I suspect we are at the start of a period of 'niche power' on the web into editorially-led niches that are ultimately charged-for one way or another. Content may be great marketing for any business but if your entire business is content then the missing piece is either a new business model alongside content or value-added chargeable content. The latter seems logical for most publishers.

The world is not better off without filters. Blogs et al were just the first free phase. Just as we saw magazines and niche take over the world of print, we may well be on the verge of a paid-for editorially-led web; a massive shift in search and finally, goddamn it, a smug Rupert Murdoch.


Sep 10 2009
RT @JayOatway: Can Google Checkout Save The Newspaper Business? Why 'Open' doesn't need to mean 'Free' --

SEP 9 2009
Great debate about Daily Mirror 3am site's 'Search v Loyalty as traffic builder' move over on NMA

SEP 2 2009
No sooner had I posted this than news broke on Sep 2nd via the Guardian that a
Pittsburgh paper launches online charging scheme - hate to be right so soon ;)

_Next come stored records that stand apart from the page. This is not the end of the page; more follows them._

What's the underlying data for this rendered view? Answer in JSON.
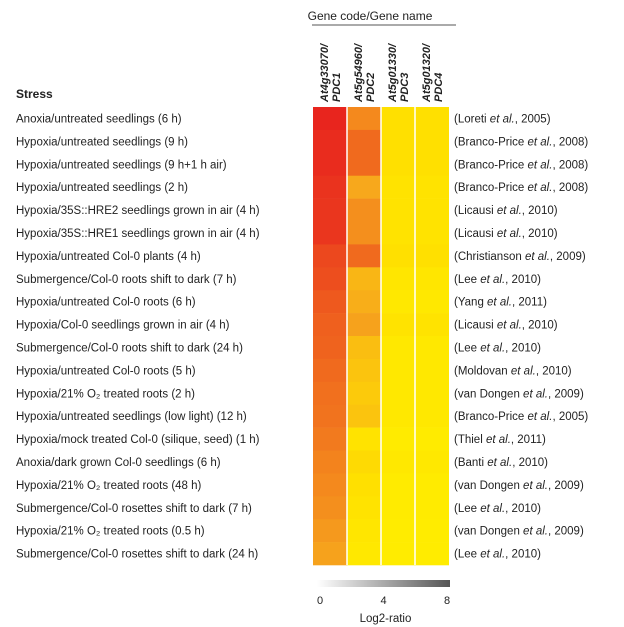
{
  "chart_data": {
    "type": "heatmap",
    "group_header": "Gene code/Gene name",
    "row_header": "Stress",
    "columns": [
      {
        "code": "At4g33070/",
        "name": "PDC1"
      },
      {
        "code": "At5g54960/",
        "name": "PDC2"
      },
      {
        "code": "At5g01330/",
        "name": "PDC3"
      },
      {
        "code": "At5g01320/",
        "name": "PDC4"
      }
    ],
    "rows": [
      {
        "stress": "Anoxia/untreated seedlings (6 h)",
        "ref_pre": "(Loreti ",
        "ref_etal": "et al.",
        "ref_post": ", 2005)",
        "values": [
          8.0,
          5.0,
          2.0,
          2.0
        ]
      },
      {
        "stress": "Hypoxia/untreated seedlings (9 h)",
        "ref_pre": "(Branco-Price ",
        "ref_etal": "et al.",
        "ref_post": ", 2008)",
        "values": [
          7.8,
          6.0,
          2.0,
          2.0
        ]
      },
      {
        "stress": "Hypoxia/untreated seedlings (9 h+1 h air)",
        "ref_pre": "(Branco-Price ",
        "ref_etal": "et al.",
        "ref_post": ", 2008)",
        "values": [
          7.8,
          6.0,
          2.0,
          2.0
        ]
      },
      {
        "stress": "Hypoxia/untreated seedlings (2 h)",
        "ref_pre": "(Branco-Price ",
        "ref_etal": "et al.",
        "ref_post": ", 2008)",
        "values": [
          7.6,
          4.0,
          1.8,
          1.8
        ]
      },
      {
        "stress": "Hypoxia/35S::HRE2 seedlings grown in air (4 h)",
        "ref_pre": "(Licausi ",
        "ref_etal": "et al.",
        "ref_post": ", 2010)",
        "values": [
          7.5,
          4.8,
          1.8,
          1.8
        ]
      },
      {
        "stress": "Hypoxia/35S::HRE1 seedlings grown in air (4 h)",
        "ref_pre": "(Licausi ",
        "ref_etal": "et al.",
        "ref_post": ", 2010)",
        "values": [
          7.5,
          4.8,
          1.8,
          1.8
        ]
      },
      {
        "stress": "Hypoxia/untreated Col-0 plants (4 h)",
        "ref_pre": "(Christianson ",
        "ref_etal": "et al.",
        "ref_post": ", 2009)",
        "values": [
          7.0,
          6.0,
          2.0,
          2.0
        ]
      },
      {
        "stress": "Submergence/Col-0 roots shift to dark (7 h)",
        "ref_pre": "(Lee ",
        "ref_etal": "et al.",
        "ref_post": ", 2010)",
        "values": [
          6.8,
          3.5,
          1.6,
          1.6
        ]
      },
      {
        "stress": "Hypoxia/untreated Col-0 roots (6 h)",
        "ref_pre": "(Yang ",
        "ref_etal": "et al.",
        "ref_post": ", 2011)",
        "values": [
          6.5,
          3.8,
          1.5,
          1.5
        ]
      },
      {
        "stress": "Hypoxia/Col-0 seedlings grown in air (4 h)",
        "ref_pre": "(Licausi ",
        "ref_etal": "et al.",
        "ref_post": ", 2010)",
        "values": [
          6.3,
          4.2,
          1.8,
          1.8
        ]
      },
      {
        "stress": "Submergence/Col-0 roots shift to dark (24 h)",
        "ref_pre": "(Lee ",
        "ref_etal": "et al.",
        "ref_post": ", 2010)",
        "values": [
          6.2,
          3.2,
          1.5,
          1.5
        ]
      },
      {
        "stress": "Hypoxia/untreated Col-0 roots (5 h)",
        "ref_pre": "(Moldovan ",
        "ref_etal": "et al.",
        "ref_post": ", 2010)",
        "values": [
          6.0,
          3.0,
          1.5,
          1.5
        ]
      },
      {
        "stress": "Hypoxia/21% O₂ treated roots (2 h)",
        "ref_pre": "(van Dongen ",
        "ref_etal": "et al.",
        "ref_post": ", 2009)",
        "values": [
          5.8,
          2.8,
          1.5,
          1.5
        ]
      },
      {
        "stress": "Hypoxia/untreated seedlings (low light) (12 h)",
        "ref_pre": "(Branco-Price ",
        "ref_etal": "et al.",
        "ref_post": ", 2005)",
        "values": [
          5.7,
          3.0,
          1.5,
          1.5
        ]
      },
      {
        "stress": "Hypoxia/mock treated Col-0 (silique, seed) (1 h)",
        "ref_pre": "(Thiel ",
        "ref_etal": "et al.",
        "ref_post": ", 2011)",
        "values": [
          5.5,
          1.8,
          1.3,
          1.3
        ]
      },
      {
        "stress": "Anoxia/dark grown Col-0 seedlings (6 h)",
        "ref_pre": "(Banti ",
        "ref_etal": "et al.",
        "ref_post": ", 2010)",
        "values": [
          5.2,
          2.2,
          1.5,
          1.5
        ]
      },
      {
        "stress": "Hypoxia/21% O₂ treated roots (48 h)",
        "ref_pre": "(van Dongen ",
        "ref_etal": "et al.",
        "ref_post": ", 2009)",
        "values": [
          5.0,
          2.0,
          1.3,
          1.3
        ]
      },
      {
        "stress": "Submergence/Col-0 rosettes shift to dark (7 h)",
        "ref_pre": "(Lee ",
        "ref_etal": "et al.",
        "ref_post": ", 2010)",
        "values": [
          4.8,
          1.8,
          1.3,
          1.3
        ]
      },
      {
        "stress": "Hypoxia/21% O₂ treated roots (0.5 h)",
        "ref_pre": "(van Dongen ",
        "ref_etal": "et al.",
        "ref_post": ", 2009)",
        "values": [
          4.5,
          1.6,
          1.2,
          1.2
        ]
      },
      {
        "stress": "Submergence/Col-0 rosettes shift to dark (24 h)",
        "ref_pre": "(Lee ",
        "ref_etal": "et al.",
        "ref_post": ", 2010)",
        "values": [
          4.2,
          1.5,
          1.2,
          1.2
        ]
      }
    ],
    "color_scale": {
      "min": 0,
      "max": 8,
      "ticks": [
        0,
        4,
        8
      ],
      "label": "Log2-ratio",
      "heat_colors": [
        "#ffff00",
        "#ffe000",
        "#f7a81c",
        "#f06a1e",
        "#e8251e"
      ],
      "legend_colors": [
        "#ffffff",
        "#555555"
      ]
    }
  }
}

Paul O'Connor has written an interesting related piece titled: The Future of Real Time Search – Twoogle? I have commented ... which hopefully adds some value he he he - however they are pre-moderating comments [sigh] so have reproduced my comment here in case it does not make the cut or ever get published etc.

Great article Paul.
I know it’s an odd question but I feel its one worth asking. Why do we need to combine live search and original search? Are they really a good fit? To me we don’t need to as they are not actually a good fit.
Tax & Folk rarely seem to work well together both in terms of society, -onomy’s (both search and categorisation).
Most content on twitter is commentary. Some tweeters have authority clearly and so perhaps there is a meme tracking value for search engines to make their results more dynamically impacted upon by social activity i.e. this link tweeted 100,000 times in the last day means its pagerank should be increased and so on.
But are the everyday thoughts we might have about Michael Jackson really relevant to a search for Michael Jackson? What about in relation to ‘Pizza New York’?
Until we can apply a sense of authority to live search I just cannot see it working.
Using live search to impact on PPC campaigns is a brilliant idea. However leveraging PPC with live search is going to be costly as the context for purchasing that is found on live search is wrong imho. The noise to signal ratio is too high and so the CTRs will be low driving PPC costs up and returns down.
Twitter is a place I go to communicate not shop. But take live search and make it mobile and social (LMS) and I think the context then could often be people seeking pre-purchase recommendations etc which would be ripe for offers etc.
So in that case PPC will need to intuit those opportunities and make more direct offers to keep the CTR up and costs down. I think you kind of make that point above.
I am sure I heard this week about Facebook trialling offers and this is a great idea and supports my point about context. Am unable to find out more about it at the mo though sadly.
I have written a post titled ‘The Death of Twitter & Why Rupert Murdoch Might Be Right’ which I think you might enjoy as it shares themes with the above.
Would love to hear your thoughts…


  1. Eyebrows - It certainly is the person that for me generates the content worth following. Take all these RSS and re-tweets etc that are auto generated without the "owner" putting their eyebrows across it. My time is best used following info filtered by people. Thanks Al for allowing me to follow your eyebrows.